Phoebe grunted. “Coll, you should listen to Hope. She’s got a bloody photographic memory . . . Hello. Then we wouldn’t have to spend half the day searching.”

“Don’t say ‘bloody,’” Collum said distractedly. “It’s not yet in use. And I said I’d find the house, so quit gawking at me. Belongs to some Finnish merchant who rents it out by the year. Comes with a couple of servants to maintain the upkeep too.” He set off into the market. “Let’s go. We need to get settled. Seventy-two hours, then we have to be back at the clearing. Sunrise on the third day.” He glanced up at the smoggy sky. “And this one’s half done over.”





“The number three has always had significance to the ancients,” Doug had told me a few days earlier as he fiddled with the computer keyboard before the great monitor. “Jesus rose on the third day, and so on. But there’s one immutable rule. Exactly seventy-two hours from the moment you arrive, the pattern in the ley lines will repeat. I’ll power up the device at that exact moment, and the wormhole will open to bring you back. If you miss that window, there’s no telling if or when the pattern will come again. You must be back within a few feet from where you started. And you must, must be wearing the lodestone.”





I trudged after Collum, but a chill raced up my back, thinking about what had happened to Julia Alvarez’s brother. According to the journals, the man had lost his stone while carelessly hopping a stream. Though his father had wrapped him in his arms, without a stone on his person Luis Alvarez had been ripped in half trying to get home. If for some reason we didn’t make it back to the glade by sunrise on the third day? Poof. Left behind. Just like Michael MacPherson. Just like my mom. I groped for the lodestone snug beneath my bodice and clutched it tight.





At a stall selling braided whips, I felt a tiny twinge of satisfaction when I saw our fearless leader had stopped to ask for directions.

He waved us over. “I have it. Let’s get moving.”

“Coll,” Phoebe wheedled. “Can’t we at least grab a bite first? I’m starving.”

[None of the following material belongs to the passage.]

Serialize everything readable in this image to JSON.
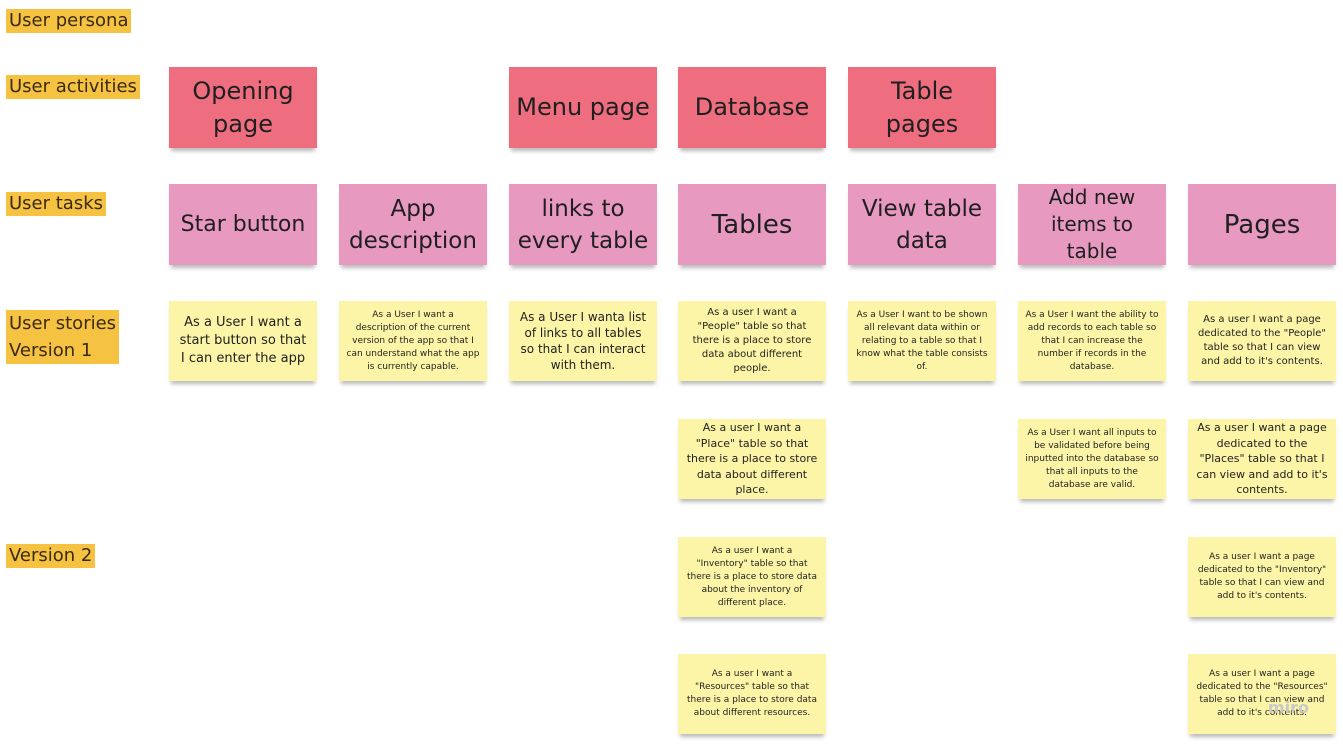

Collum rubbed the back of his neck. “All right. But make it quick and don’t go far.” He dug into the leather bag at his belt and handed each of us a few copper coins that resembled squashed, miniature pennies.

Phoebe grinned and gestured for me to follow. “Let’s go before he changes his mind. I’m getting some of that meat. Oh, it smells amazing. I just hope it’s not goat. I hate goat. Tough as a boot.”